Sloppenwijken groeien megasteden boven het hoofd

Bijna 100.000 nieuwe huizen per dag: dat duizelingwekkende bouwprogramma is nodig om de grote steden in de ontwikkelingslanden de komende jaren leefbaar te houden. Volgens het VN-programma Habitat kondigt de wereldwijde huisvestingcrisis zich al aan: de recente ontruimingen van sloppenwijken in het Indiase Mumbai, in Zimbabwe en in Malawi worden in de toekomst dagelijkse kost als er niet verandert.
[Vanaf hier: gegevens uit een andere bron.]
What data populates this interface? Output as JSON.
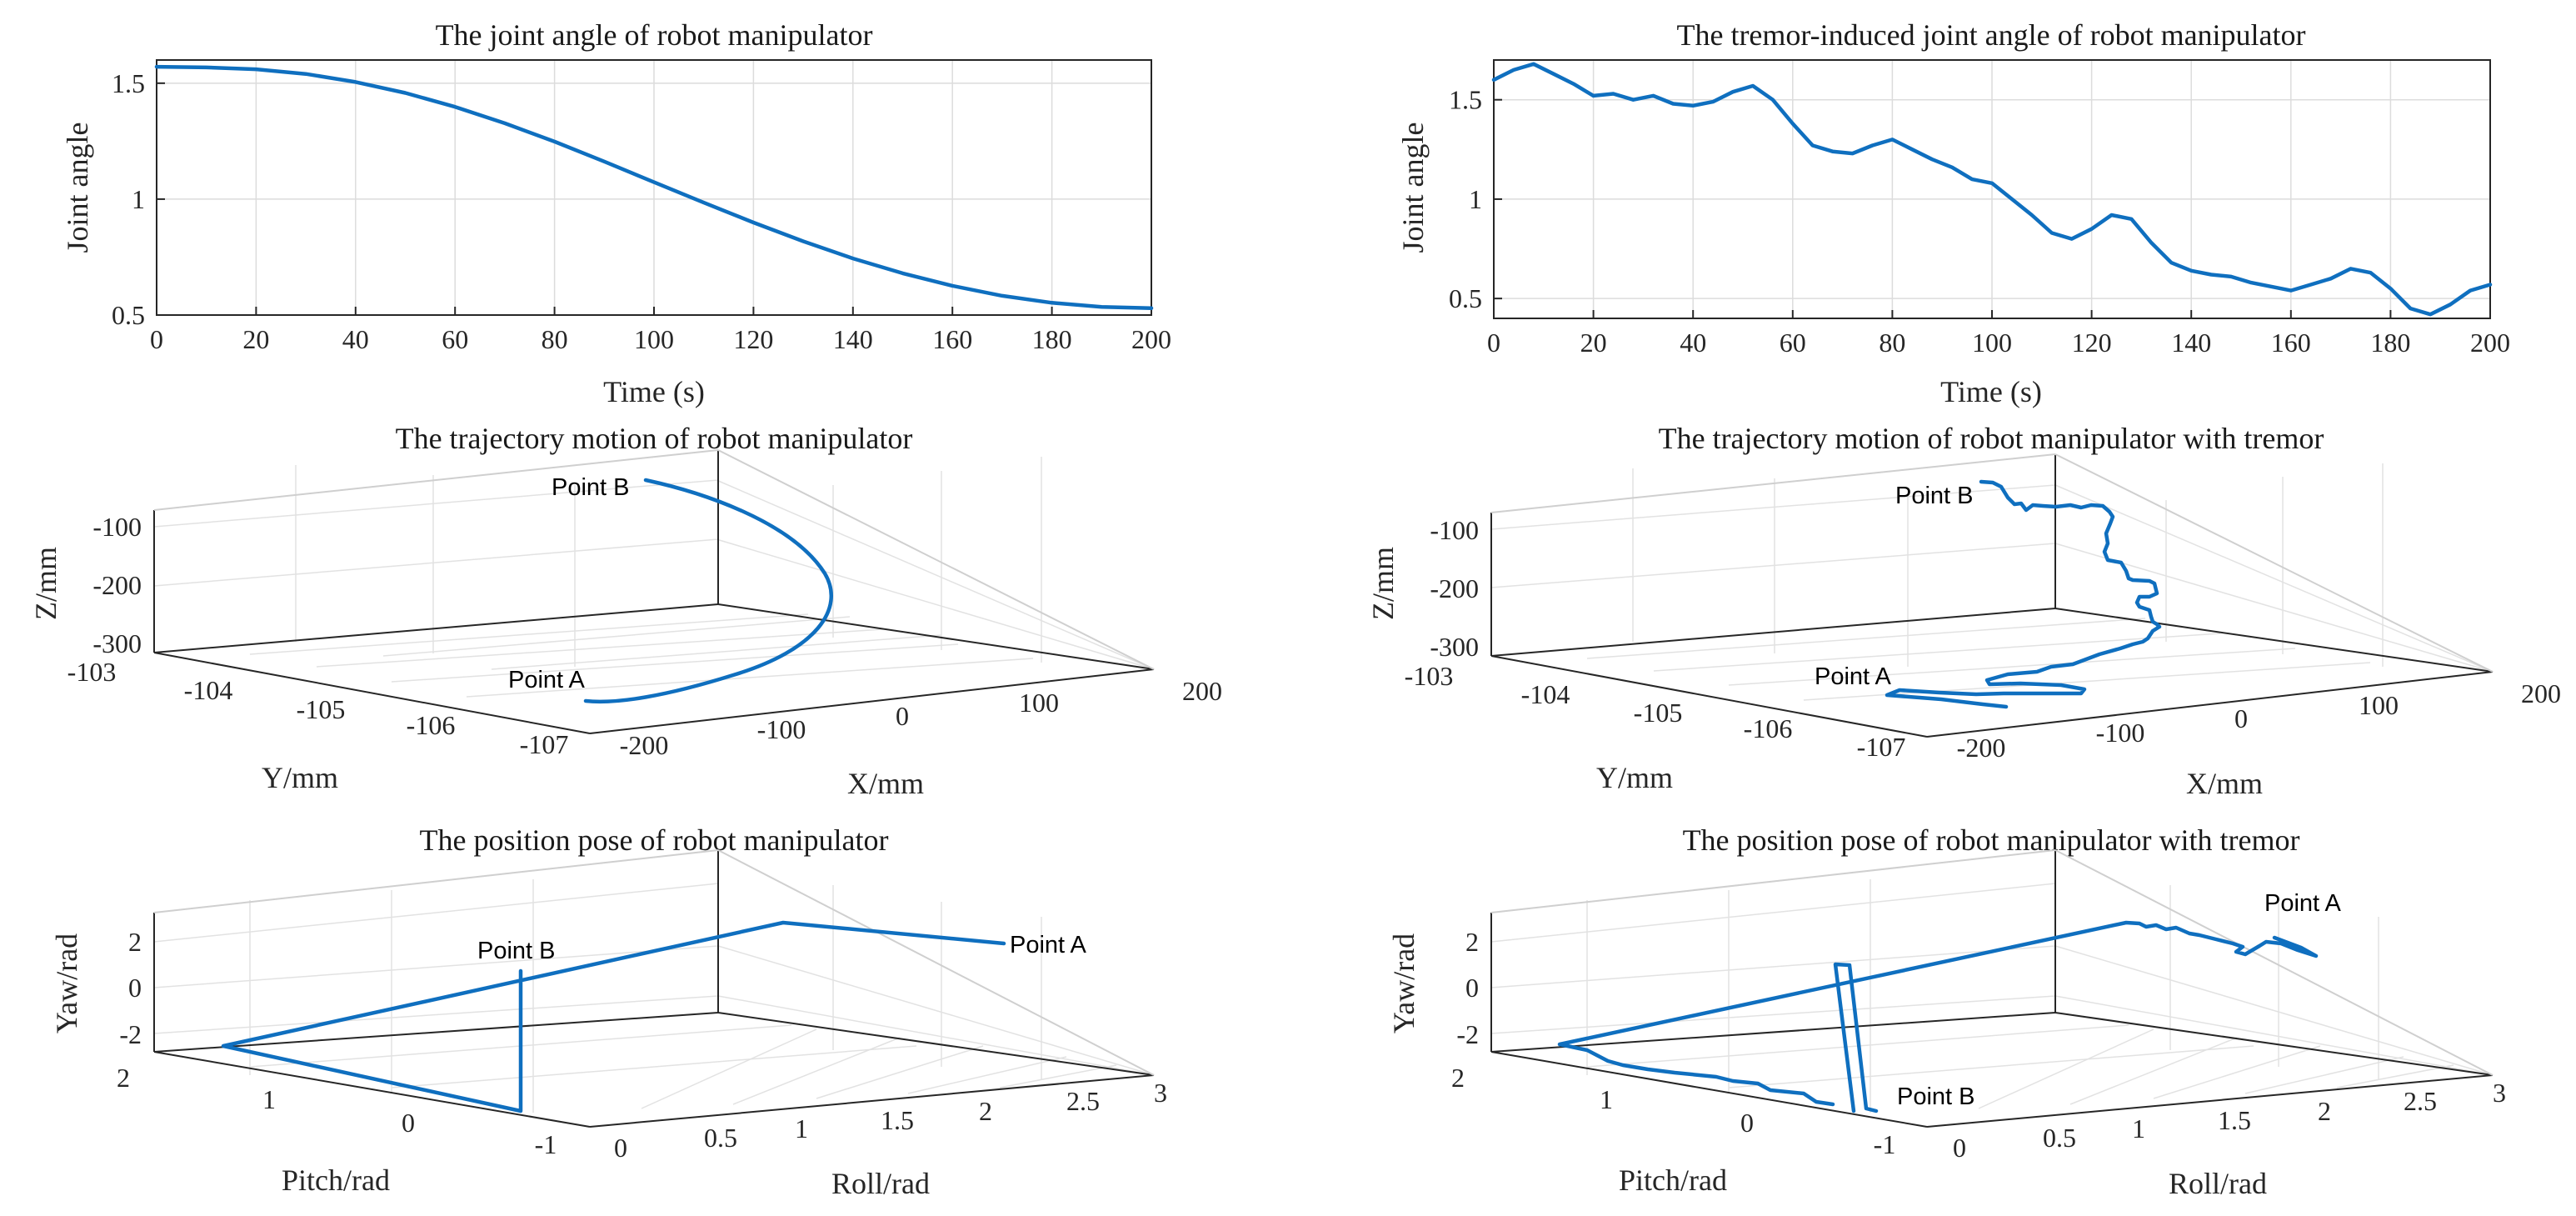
{
  "colors": {
    "series": "#0f6fbf",
    "axis": "#262626",
    "grid": "#dcdcdc"
  },
  "chart_data": [
    {
      "id": "p1",
      "type": "line",
      "title": "The joint angle of robot manipulator",
      "xlabel": "Time (s)",
      "ylabel": "Joint angle",
      "xlim": [
        0,
        200
      ],
      "ylim": [
        0.5,
        1.6
      ],
      "xticks": [
        "0",
        "20",
        "40",
        "60",
        "80",
        "100",
        "120",
        "140",
        "160",
        "180",
        "200"
      ],
      "yticks": [
        "0.5",
        "1",
        "1.5"
      ],
      "x": [
        0,
        10,
        20,
        30,
        40,
        50,
        60,
        70,
        80,
        90,
        100,
        110,
        120,
        130,
        140,
        150,
        160,
        170,
        180,
        190,
        200
      ],
      "y": [
        1.571,
        1.568,
        1.56,
        1.54,
        1.505,
        1.458,
        1.398,
        1.327,
        1.248,
        1.162,
        1.073,
        0.985,
        0.899,
        0.818,
        0.744,
        0.68,
        0.626,
        0.583,
        0.553,
        0.535,
        0.53
      ]
    },
    {
      "id": "p2",
      "type": "line",
      "title": "The tremor-induced joint angle of robot manipulator",
      "xlabel": "Time (s)",
      "ylabel": "Joint angle",
      "xlim": [
        0,
        200
      ],
      "ylim": [
        0.4,
        1.7
      ],
      "xticks": [
        "0",
        "20",
        "40",
        "60",
        "80",
        "100",
        "120",
        "140",
        "160",
        "180",
        "200"
      ],
      "yticks": [
        "0.5",
        "1",
        "1.5"
      ],
      "x": [
        0,
        4,
        8,
        12,
        16,
        20,
        24,
        28,
        32,
        36,
        40,
        44,
        48,
        52,
        56,
        60,
        64,
        68,
        72,
        76,
        80,
        84,
        88,
        92,
        96,
        100,
        104,
        108,
        112,
        116,
        120,
        124,
        128,
        132,
        136,
        140,
        144,
        148,
        152,
        156,
        160,
        164,
        168,
        172,
        176,
        180,
        184,
        188,
        192,
        196,
        200
      ],
      "y": [
        1.6,
        1.65,
        1.68,
        1.63,
        1.58,
        1.52,
        1.53,
        1.5,
        1.52,
        1.48,
        1.47,
        1.49,
        1.54,
        1.57,
        1.5,
        1.38,
        1.27,
        1.24,
        1.23,
        1.27,
        1.3,
        1.25,
        1.2,
        1.16,
        1.1,
        1.08,
        1.0,
        0.92,
        0.83,
        0.8,
        0.85,
        0.92,
        0.9,
        0.78,
        0.68,
        0.64,
        0.62,
        0.61,
        0.58,
        0.56,
        0.54,
        0.57,
        0.6,
        0.65,
        0.63,
        0.55,
        0.45,
        0.42,
        0.47,
        0.54,
        0.57
      ]
    },
    {
      "id": "p3",
      "type": "line3d",
      "title": "The trajectory motion of robot manipulator",
      "xlabel": "X/mm",
      "ylabel": "Y/mm",
      "zlabel": "Z/mm",
      "xticks": [
        "-200",
        "-100",
        "0",
        "100",
        "200"
      ],
      "yticks": [
        "-103",
        "-104",
        "-105",
        "-106",
        "-107"
      ],
      "zticks": [
        "-100",
        "-200",
        "-300"
      ],
      "annotations": [
        "Point B",
        "Point A"
      ]
    },
    {
      "id": "p4",
      "type": "line3d",
      "title": "The trajectory motion of robot manipulator with tremor",
      "xlabel": "X/mm",
      "ylabel": "Y/mm",
      "zlabel": "Z/mm",
      "xticks": [
        "-200",
        "-100",
        "0",
        "100",
        "200"
      ],
      "yticks": [
        "-103",
        "-104",
        "-105",
        "-106",
        "-107"
      ],
      "zticks": [
        "-100",
        "-200",
        "-300"
      ],
      "annotations": [
        "Point B",
        "Point A"
      ]
    },
    {
      "id": "p5",
      "type": "line3d",
      "title": "The position pose of robot manipulator",
      "xlabel": "Roll/rad",
      "ylabel": "Pitch/rad",
      "zlabel": "Yaw/rad",
      "xticks": [
        "0",
        "0.5",
        "1",
        "1.5",
        "2",
        "2.5",
        "3"
      ],
      "yticks": [
        "2",
        "1",
        "0",
        "-1"
      ],
      "zticks": [
        "2",
        "0",
        "-2"
      ],
      "annotations": [
        "Point B",
        "Point A"
      ]
    },
    {
      "id": "p6",
      "type": "line3d",
      "title": "The position pose of robot manipulator with tremor",
      "xlabel": "Roll/rad",
      "ylabel": "Pitch/rad",
      "zlabel": "Yaw/rad",
      "xticks": [
        "0",
        "0.5",
        "1",
        "1.5",
        "2",
        "2.5",
        "3"
      ],
      "yticks": [
        "2",
        "1",
        "0",
        "-1"
      ],
      "zticks": [
        "2",
        "0",
        "-2"
      ],
      "annotations": [
        "Point A",
        "Point B"
      ]
    }
  ]
}
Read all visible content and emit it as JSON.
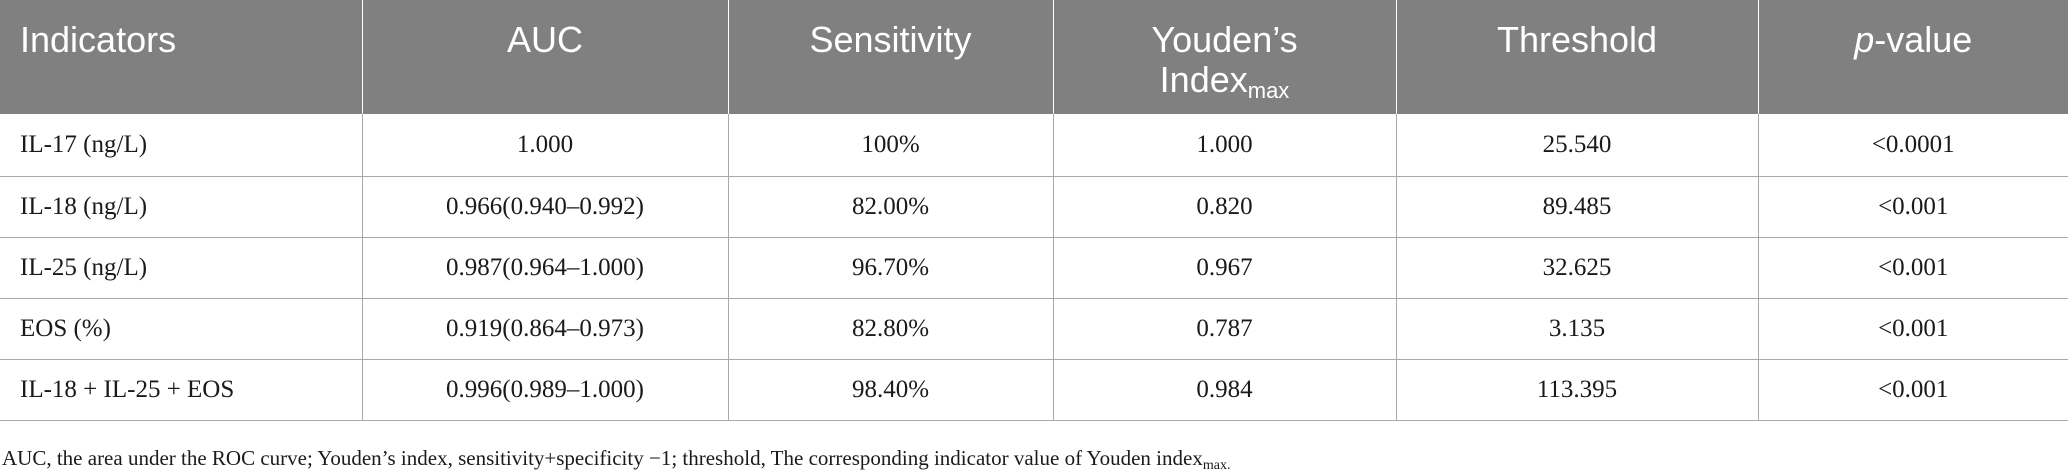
{
  "table": {
    "headers": {
      "indicators": "Indicators",
      "auc": "AUC",
      "sensitivity": "Sensitivity",
      "youden_main_line1": "Youden’s",
      "youden_main_line2": "Index",
      "youden_sub": "max",
      "threshold": "Threshold",
      "pvalue_italic": "p",
      "pvalue_rest": "-value"
    },
    "rows": [
      {
        "indicator": "IL-17 (ng/L)",
        "auc": "1.000",
        "sensitivity": "100%",
        "youden": "1.000",
        "threshold": "25.540",
        "pvalue": "<0.0001"
      },
      {
        "indicator": "IL-18 (ng/L)",
        "auc": "0.966(0.940–0.992)",
        "sensitivity": "82.00%",
        "youden": "0.820",
        "threshold": "89.485",
        "pvalue": "<0.001"
      },
      {
        "indicator": "IL-25 (ng/L)",
        "auc": "0.987(0.964–1.000)",
        "sensitivity": "96.70%",
        "youden": "0.967",
        "threshold": "32.625",
        "pvalue": "<0.001"
      },
      {
        "indicator": "EOS (%)",
        "auc": "0.919(0.864–0.973)",
        "sensitivity": "82.80%",
        "youden": "0.787",
        "threshold": "3.135",
        "pvalue": "<0.001"
      },
      {
        "indicator": "IL-18 + IL-25 + EOS",
        "auc": "0.996(0.989–1.000)",
        "sensitivity": "98.40%",
        "youden": "0.984",
        "threshold": "113.395",
        "pvalue": "<0.001"
      }
    ]
  },
  "footnote": {
    "text": "AUC, the area under the ROC curve; Youden’s index, sensitivity+specificity −1; threshold, The corresponding indicator value of Youden index",
    "sub": "max."
  }
}
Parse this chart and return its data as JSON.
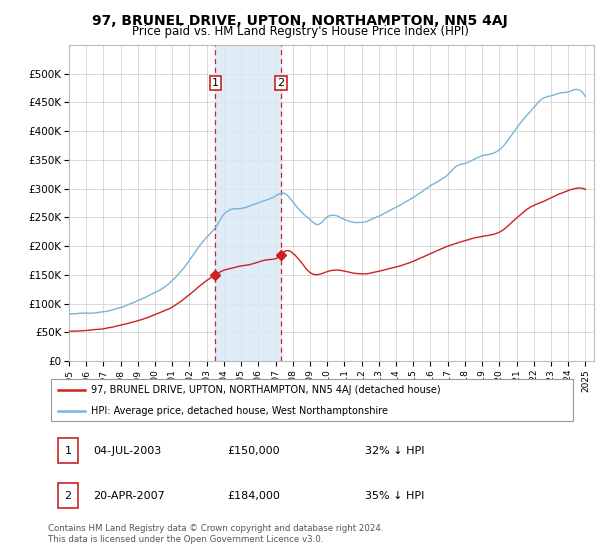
{
  "title": "97, BRUNEL DRIVE, UPTON, NORTHAMPTON, NN5 4AJ",
  "subtitle": "Price paid vs. HM Land Registry's House Price Index (HPI)",
  "legend_line1": "97, BRUNEL DRIVE, UPTON, NORTHAMPTON, NN5 4AJ (detached house)",
  "legend_line2": "HPI: Average price, detached house, West Northamptonshire",
  "transaction1_date": "04-JUL-2003",
  "transaction1_price": "£150,000",
  "transaction1_hpi": "32% ↓ HPI",
  "transaction2_date": "20-APR-2007",
  "transaction2_price": "£184,000",
  "transaction2_hpi": "35% ↓ HPI",
  "footnote1": "Contains HM Land Registry data © Crown copyright and database right 2024.",
  "footnote2": "This data is licensed under the Open Government Licence v3.0.",
  "hpi_color": "#7ab4d8",
  "price_color": "#cc2222",
  "transaction_color": "#cc2222",
  "shading_color": "#d8e8f5",
  "ylim_max": 550000,
  "ylim_min": 0,
  "transaction1_year": 2003.5,
  "transaction2_year": 2007.3
}
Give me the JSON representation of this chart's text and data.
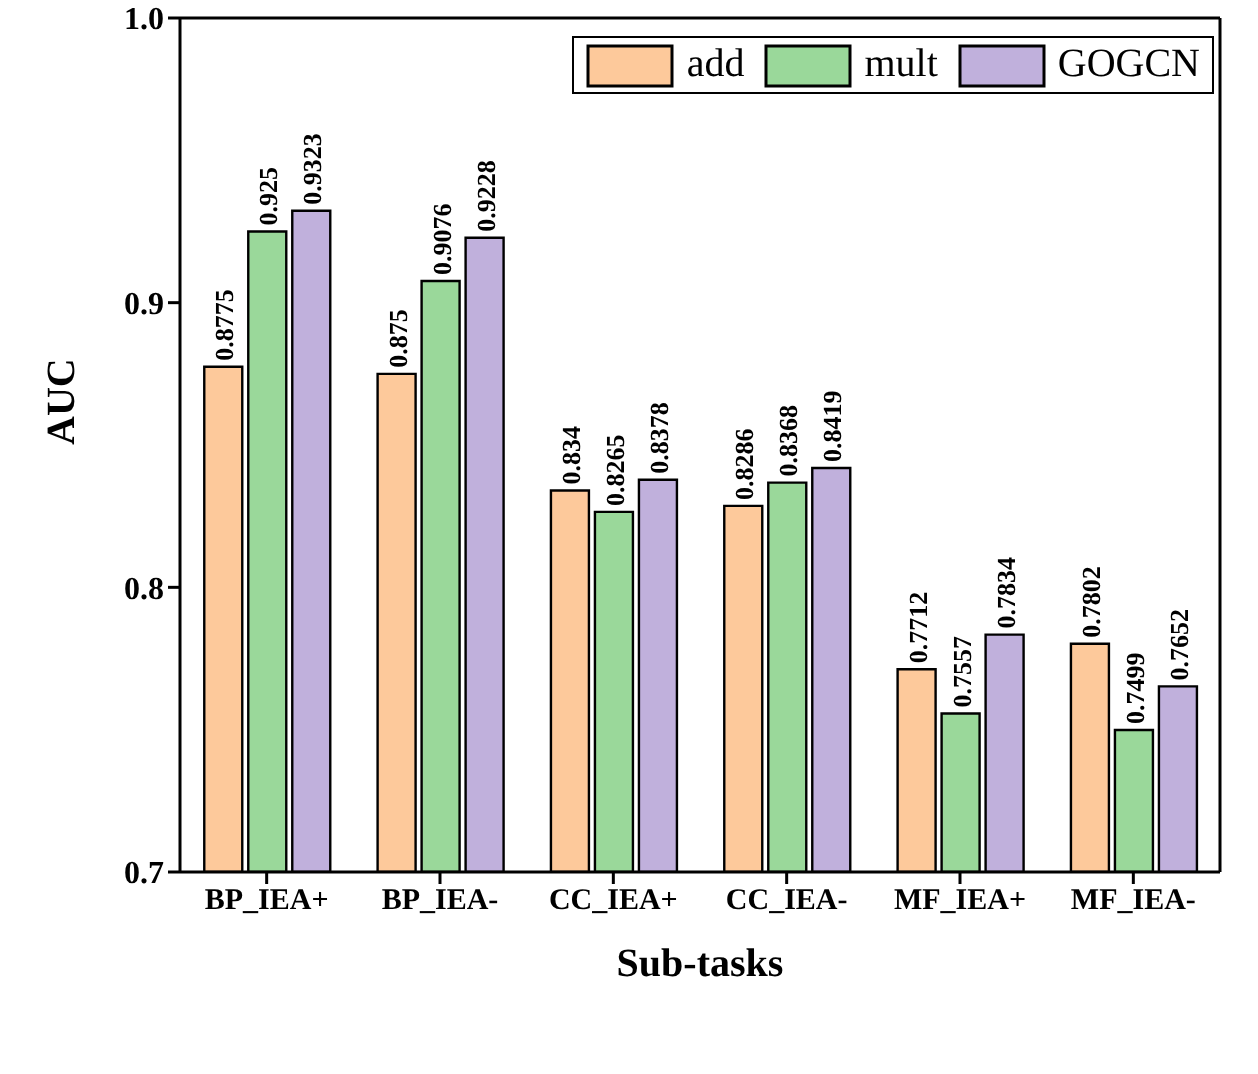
{
  "chart_data": {
    "type": "bar",
    "xlabel": "Sub-tasks",
    "ylabel": "AUC",
    "categories": [
      "BP_IEA+",
      "BP_IEA-",
      "CC_IEA+",
      "CC_IEA-",
      "MF_IEA+",
      "MF_IEA-"
    ],
    "series": [
      {
        "name": "add",
        "color": "#fdc99b",
        "values": [
          0.8775,
          0.875,
          0.834,
          0.8286,
          0.7712,
          0.7802
        ]
      },
      {
        "name": "mult",
        "color": "#9ad89a",
        "values": [
          0.925,
          0.9076,
          0.8265,
          0.8368,
          0.7557,
          0.7499
        ]
      },
      {
        "name": "GOGCN",
        "color": "#c0b0dc",
        "values": [
          0.9323,
          0.9228,
          0.8378,
          0.8419,
          0.7834,
          0.7652
        ]
      }
    ],
    "ylim": [
      0.7,
      1.0
    ],
    "yticks": [
      0.7,
      0.8,
      0.9,
      {
        "value": 1.0,
        "label": "1.0"
      }
    ],
    "data_labels": true,
    "legend": "top right",
    "grid": false
  }
}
Ruim 3 miljard mensen, bijna de helft van de wereldbevolking, leeft in de steden. Meer dan een miljard stedelingen huizen in sloppenwijken, schrijft Habitat in een nieuw rapport, ‘Financing Urban Shelter’. Tegen 2030 groeit de stadsbevolking in de ontwikkelingslanden nog eens aan met twee miljard zielen, waarschuwt Anna Tibaijuka, de directeur van VN-Habitat. Om die mensenmassa een degelijk dak boven het hoofd te bieden, moeten de komende kwarteeuw elk jaar 35 miljoen nieuwe huizen worden gebouwd. Een enorme uitdaging, want nu staan veel stedelingen in de ontwikkelingslanden voor het dilemma dat goede huisvesting onbetaalbaar is, en de betaalbare huizen niet goed genoeg zijn.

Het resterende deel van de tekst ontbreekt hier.